There is no reference to this building in the 2008 architectural survey of the town. In the 1850's, the house that stood here was occupied by the Misses Sarah (b. 1828) and Anne (b. 1829) Ince. [The latter was also the immediate lessor of the next house]. The sisters were daughters of William Ince, a baker who later emigrated to Canada. The surname Ince was not uncommon in the local area. As early as January 1761, a John and Richard Ince were granted freeholds in Cappagh, Queen's County1; in 1801 - before Coote Street was laid down - a Mr Ince lived on that corner of the Market Square; a Captain Ince was listed under Gentry in Pigot's Directory (1824) and, in the succeeding decades, Esther Ince was a draper and ironmonger in the town. To this day, there are still Inces living in the locality.
The Misses Ince were succeeded by George Campion, John Phelan and Jeremiah Phelan. The 1901 census lists the latter, a merchant, his wife Margaret and Mary Lokeman, a young cook/domestic servant. The Phelans were still there a decade later, this time joined by three lodgers; shop assistant Denis Brennan, Jeremiah O'Mahony, a soldier from County Cork, and a servant, Florence O'Mahony, from King's County. For some years after the census, Thomas Moore, family grocer, tea, wine & spirit merchant traded here before he moved to No. 7 Market Square in 1917. The premises were then taken for a short time by Bridget Carter, before Bernard McGurk2 opened his public house here in 1922. (Drinks A1. I.O.C Bus stops at Door). I.O.C. refers to the Irish Omnibus Company which started servicing the town in 1927.

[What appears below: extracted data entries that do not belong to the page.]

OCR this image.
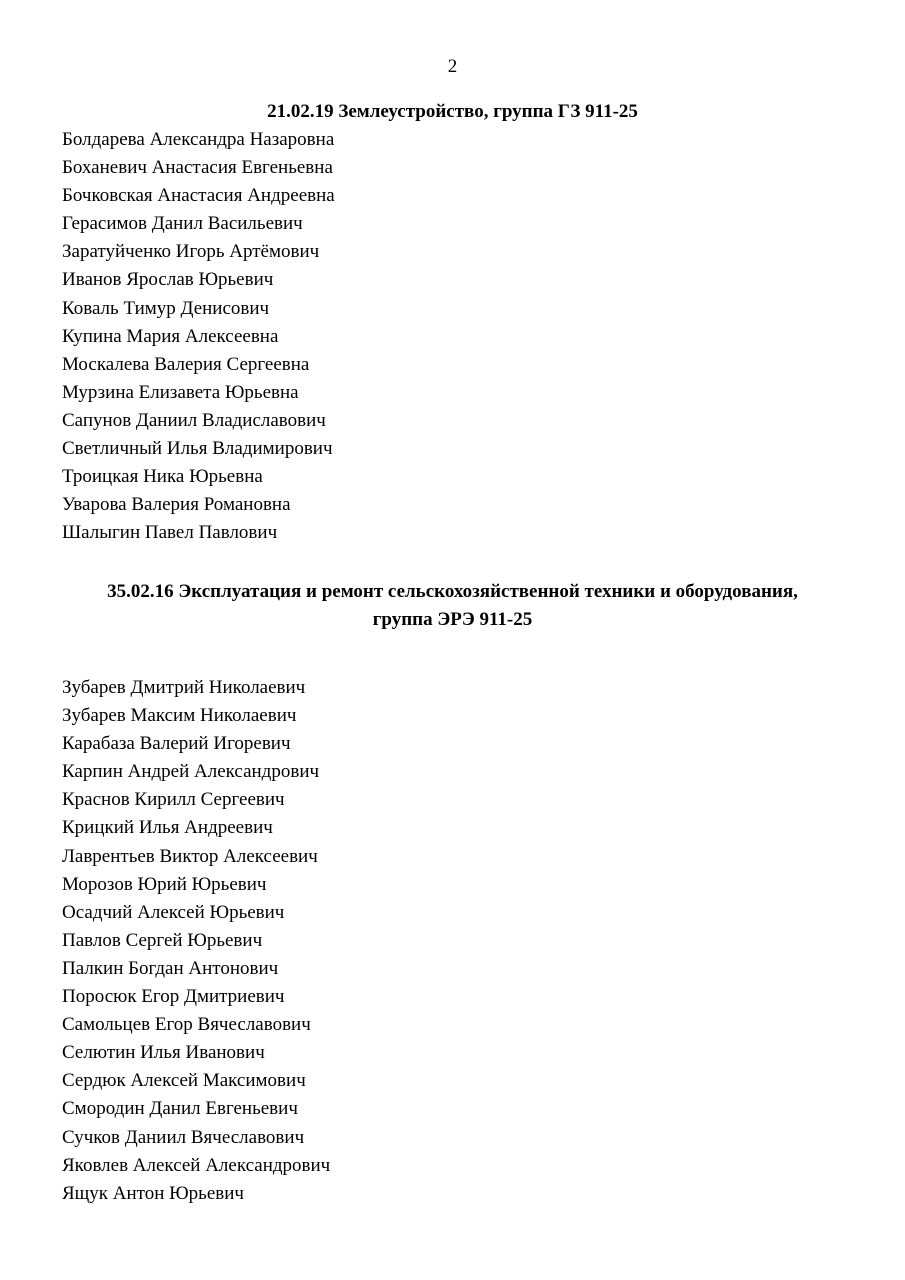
2
21.02.19 Землеустройство, группа ГЗ 911-25
Болдарева Александра Назаровна
Боханевич Анастасия Евгеньевна
Бочковская Анастасия Андреевна
Герасимов Данил Васильевич
Заратуйченко Игорь Артёмович
Иванов Ярослав Юрьевич
Коваль Тимур Денисович
Купина Мария Алексеевна
Москалева Валерия Сергеевна
Мурзина Елизавета Юрьевна
Сапунов Даниил Владиславович
Светличный Илья Владимирович
Троицкая Ника Юрьевна
Уварова Валерия Романовна
Шалыгин Павел Павлович
35.02.16 Эксплуатация и ремонт сельскохозяйственной техники и оборудования,
группа ЭРЭ 911-25
Зубарев Дмитрий Николаевич
Зубарев Максим Николаевич
Карабаза Валерий Игоревич
Карпин Андрей Александрович
Краснов Кирилл Сергеевич
Крицкий Илья Андреевич
Лаврентьев Виктор Алексеевич
Морозов Юрий Юрьевич
Осадчий Алексей Юрьевич
Павлов Сергей Юрьевич
Палкин Богдан Антонович
Поросюк Егор Дмитриевич
Самольцев Егор Вячеславович
Селютин Илья Иванович
Сердюк Алексей Максимович
Смородин Данил Евгеньевич
Сучков Даниил Вячеславович
Яковлев Алексей Александрович
Ящук Антон Юрьевич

In 1955, Bernard McGurk sold The Central Bar (A most substantial 7-Day premises situated in Portlaoighise's premier trading centre) and, since then, the premises have been put to a variety of uses: the residence of piano teacher Miss Kathleen Bowe, Esmond T. White's solicitor's office, Audrey Canavan ne้ Montgomery's Erika's Boutique (1969-1973), Eddie's Man's shop, Tony Duncan's solicitor's office, Mary Harte's Portlaoise Florists, Paula's Boutique and, currently (May 2014), Colgan Sports (Sports & Fitness. Outdoor and Golf Centre)
1 For much of my information on the Ince family I am indebted to genealogical research by Sharon Haggerty, British Columbia, Canada.

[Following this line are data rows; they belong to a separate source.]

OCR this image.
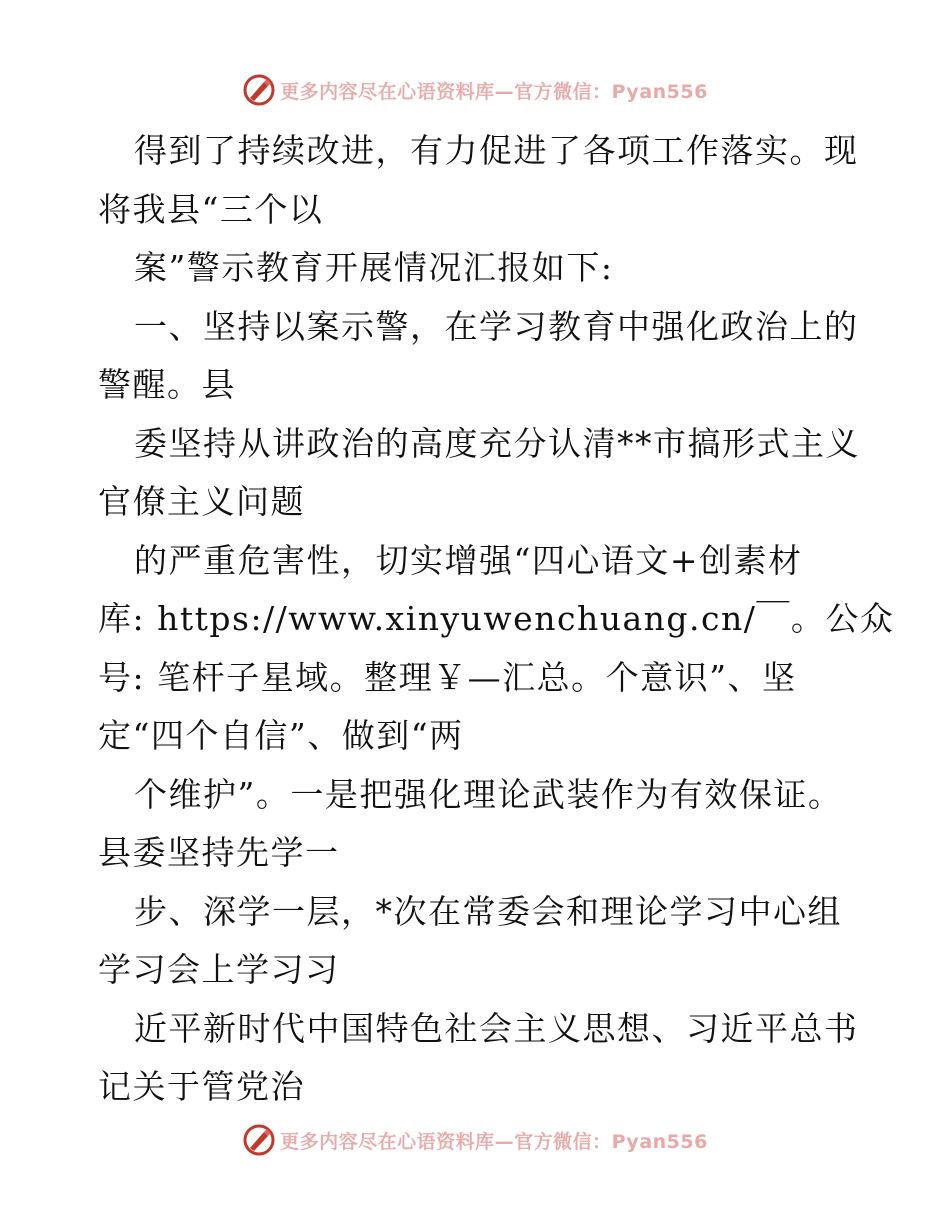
更多内容尽在心语资料库—官方微信：Pyan556

得到了持续改进，有力促进了各项工作落实。现

将我县“三个以

案”警示教育开展情况汇报如下:

一、坚持以案示警，在学习教育中强化政治上的

警醒。县

委坚持从讲政治的高度充分认清**市搞形式主义

官僚主义问题

的严重危害性，切实增强“四心语文+创素材

库: https://www.xinyuwenchuang.cn/￣。公众

号: 笔杆子星域。整理￥—汇总。个意识”、坚

定“四个自信”、做到“两

个维护”。一是把强化理论武装作为有效保证。

县委坚持先学一

步、深学一层，*次在常委会和理论学习中心组

学习会上学习习

近平新时代中国特色社会主义思想、习近平总书

记关于管党治

更多内容尽在心语资料库—官方微信：Pyan556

2 A Derry native who owned a pub in Belfast but, because of sectarian strife in that city, decided to move. How did he end up in Portlaoise? He saw in the newspaper that these premises were for sale. He was, incidentally, father-in-law of the late Michael 'Chippie' O'Brien, proud Wexfordman and eminent member of Laois Heritage Society, who taught two generations of boys in the local CBS.